Earlier in DS1's mission, extensive tests were conducted of the tone reception, verifying the predictions of how much easier they are to detect than normal signals.

This week, a new test was begun of the sophisticated system on board that determines how healthy the spacecraft is. Rather than sending to engineers on Earth temperatures, pressures, voltages, currents, and other measurements, beacon monitor has within it a set of acceptable ranges for all of these.

The ranges depend upon which activity the spacecraft is conducting, and in some cases, the software combines different measurements in certain ways to arrive at its conclusion.
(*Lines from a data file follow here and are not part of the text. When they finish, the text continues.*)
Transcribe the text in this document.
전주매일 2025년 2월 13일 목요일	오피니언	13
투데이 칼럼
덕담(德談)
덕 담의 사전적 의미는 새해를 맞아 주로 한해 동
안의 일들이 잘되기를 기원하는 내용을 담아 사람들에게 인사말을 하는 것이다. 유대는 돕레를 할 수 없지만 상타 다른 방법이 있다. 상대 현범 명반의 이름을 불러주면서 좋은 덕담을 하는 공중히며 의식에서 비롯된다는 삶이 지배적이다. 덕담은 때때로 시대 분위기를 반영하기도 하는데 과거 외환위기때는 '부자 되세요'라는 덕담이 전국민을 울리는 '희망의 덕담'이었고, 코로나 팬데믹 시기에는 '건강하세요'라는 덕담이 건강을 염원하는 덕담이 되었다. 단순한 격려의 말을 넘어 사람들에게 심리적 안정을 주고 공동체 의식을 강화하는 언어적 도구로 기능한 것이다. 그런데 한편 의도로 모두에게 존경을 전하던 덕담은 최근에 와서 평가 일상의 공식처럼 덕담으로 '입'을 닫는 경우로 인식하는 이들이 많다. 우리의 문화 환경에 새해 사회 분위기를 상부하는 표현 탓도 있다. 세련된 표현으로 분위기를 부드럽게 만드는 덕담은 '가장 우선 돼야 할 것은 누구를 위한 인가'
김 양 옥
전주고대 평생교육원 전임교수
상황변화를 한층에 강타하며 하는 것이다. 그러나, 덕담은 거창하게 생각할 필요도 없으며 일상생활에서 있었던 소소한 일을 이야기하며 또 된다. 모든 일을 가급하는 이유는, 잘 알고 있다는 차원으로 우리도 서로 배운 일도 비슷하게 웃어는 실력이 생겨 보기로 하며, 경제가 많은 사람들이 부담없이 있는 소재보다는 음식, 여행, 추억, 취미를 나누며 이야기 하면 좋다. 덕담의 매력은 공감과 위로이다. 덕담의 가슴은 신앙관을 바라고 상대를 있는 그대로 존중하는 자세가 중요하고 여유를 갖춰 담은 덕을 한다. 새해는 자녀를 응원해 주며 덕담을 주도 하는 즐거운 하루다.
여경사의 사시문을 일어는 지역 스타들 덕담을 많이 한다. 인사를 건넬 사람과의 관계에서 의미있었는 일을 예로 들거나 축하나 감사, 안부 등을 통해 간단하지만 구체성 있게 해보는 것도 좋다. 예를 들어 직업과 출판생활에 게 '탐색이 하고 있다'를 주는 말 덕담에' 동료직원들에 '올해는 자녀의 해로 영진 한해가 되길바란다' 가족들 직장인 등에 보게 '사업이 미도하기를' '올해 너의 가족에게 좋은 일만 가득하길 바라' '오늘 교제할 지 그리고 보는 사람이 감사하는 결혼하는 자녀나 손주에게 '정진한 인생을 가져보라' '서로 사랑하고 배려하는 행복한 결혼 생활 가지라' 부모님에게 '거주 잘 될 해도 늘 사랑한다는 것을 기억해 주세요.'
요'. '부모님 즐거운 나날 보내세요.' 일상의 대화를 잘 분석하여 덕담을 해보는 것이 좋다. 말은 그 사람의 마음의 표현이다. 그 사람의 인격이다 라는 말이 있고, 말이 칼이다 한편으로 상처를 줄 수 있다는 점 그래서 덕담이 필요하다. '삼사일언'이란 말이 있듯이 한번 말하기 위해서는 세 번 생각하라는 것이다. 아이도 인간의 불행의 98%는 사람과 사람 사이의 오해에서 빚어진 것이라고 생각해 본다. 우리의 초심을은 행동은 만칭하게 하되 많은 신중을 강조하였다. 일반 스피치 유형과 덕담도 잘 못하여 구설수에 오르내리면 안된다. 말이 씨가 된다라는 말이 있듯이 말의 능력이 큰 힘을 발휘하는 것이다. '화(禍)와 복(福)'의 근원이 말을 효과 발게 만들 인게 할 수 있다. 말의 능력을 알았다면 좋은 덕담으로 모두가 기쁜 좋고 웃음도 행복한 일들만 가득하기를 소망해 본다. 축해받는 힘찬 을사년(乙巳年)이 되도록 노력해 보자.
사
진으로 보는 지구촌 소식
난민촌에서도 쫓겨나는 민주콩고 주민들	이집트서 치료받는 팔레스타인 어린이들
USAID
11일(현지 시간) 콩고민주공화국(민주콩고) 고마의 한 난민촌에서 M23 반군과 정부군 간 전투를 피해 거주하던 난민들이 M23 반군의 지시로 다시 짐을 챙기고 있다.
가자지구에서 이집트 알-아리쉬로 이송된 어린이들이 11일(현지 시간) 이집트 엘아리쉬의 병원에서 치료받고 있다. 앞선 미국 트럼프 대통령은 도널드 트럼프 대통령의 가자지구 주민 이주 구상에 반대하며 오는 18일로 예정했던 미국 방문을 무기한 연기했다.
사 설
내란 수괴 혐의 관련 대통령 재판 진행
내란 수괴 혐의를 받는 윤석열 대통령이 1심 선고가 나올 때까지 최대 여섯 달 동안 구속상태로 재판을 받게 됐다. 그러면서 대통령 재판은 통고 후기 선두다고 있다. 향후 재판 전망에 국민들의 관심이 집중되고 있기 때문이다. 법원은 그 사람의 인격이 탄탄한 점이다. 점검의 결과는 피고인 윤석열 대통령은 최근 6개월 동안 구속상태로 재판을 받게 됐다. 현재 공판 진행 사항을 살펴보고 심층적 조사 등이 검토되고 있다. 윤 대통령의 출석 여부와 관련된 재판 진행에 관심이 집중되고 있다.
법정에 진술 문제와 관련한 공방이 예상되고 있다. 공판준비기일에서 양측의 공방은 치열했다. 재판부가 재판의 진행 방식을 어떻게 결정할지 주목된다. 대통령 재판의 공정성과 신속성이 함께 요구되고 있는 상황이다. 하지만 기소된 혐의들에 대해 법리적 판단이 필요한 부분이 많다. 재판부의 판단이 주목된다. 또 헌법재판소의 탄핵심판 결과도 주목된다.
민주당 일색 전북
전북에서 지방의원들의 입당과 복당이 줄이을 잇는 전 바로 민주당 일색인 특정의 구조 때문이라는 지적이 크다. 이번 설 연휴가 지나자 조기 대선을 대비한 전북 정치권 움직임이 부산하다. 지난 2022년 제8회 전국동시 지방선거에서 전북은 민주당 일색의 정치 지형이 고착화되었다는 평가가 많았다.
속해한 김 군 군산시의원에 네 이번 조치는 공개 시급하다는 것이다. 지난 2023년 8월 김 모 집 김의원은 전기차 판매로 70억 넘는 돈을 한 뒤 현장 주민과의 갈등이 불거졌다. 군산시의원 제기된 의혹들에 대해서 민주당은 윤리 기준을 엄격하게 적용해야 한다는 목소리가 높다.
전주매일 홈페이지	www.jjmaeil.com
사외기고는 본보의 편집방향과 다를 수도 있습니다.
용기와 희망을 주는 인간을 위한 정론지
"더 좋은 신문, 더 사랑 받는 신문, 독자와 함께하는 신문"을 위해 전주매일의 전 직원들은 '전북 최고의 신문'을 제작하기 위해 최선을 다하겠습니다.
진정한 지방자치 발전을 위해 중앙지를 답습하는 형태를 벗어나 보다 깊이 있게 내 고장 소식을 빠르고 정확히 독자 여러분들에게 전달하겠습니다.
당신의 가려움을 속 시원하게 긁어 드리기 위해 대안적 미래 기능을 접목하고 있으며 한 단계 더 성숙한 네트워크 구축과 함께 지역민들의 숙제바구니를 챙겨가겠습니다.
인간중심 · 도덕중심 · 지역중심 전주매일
To establish this sophisticated capability, DS1 experts from each individual subsystem (such as power, telecommunications, and attitude control) provided programmers with the kinds of observations they consider important and helped define how on-board measurements should be used to assess the spacecraft's health.

Last week, the system began paying diligent attention on board, and it is continuing to do so. In parallel, human experts are still monitoring the spacecraft, and if any unusual readings occur, they will provide an opportunity to compare the on-board evaluation with that of the operations team.

Late this past week, Deep Space 1 was exactly as far away from Earth as the Sun was or some 8.5 light minutes away. It's thought-provoking to look at the Sun and think of the diminutive DS1, which has accomplished so many impressive feats and is still going on its journey through the vast solar system, now farther than the Sun.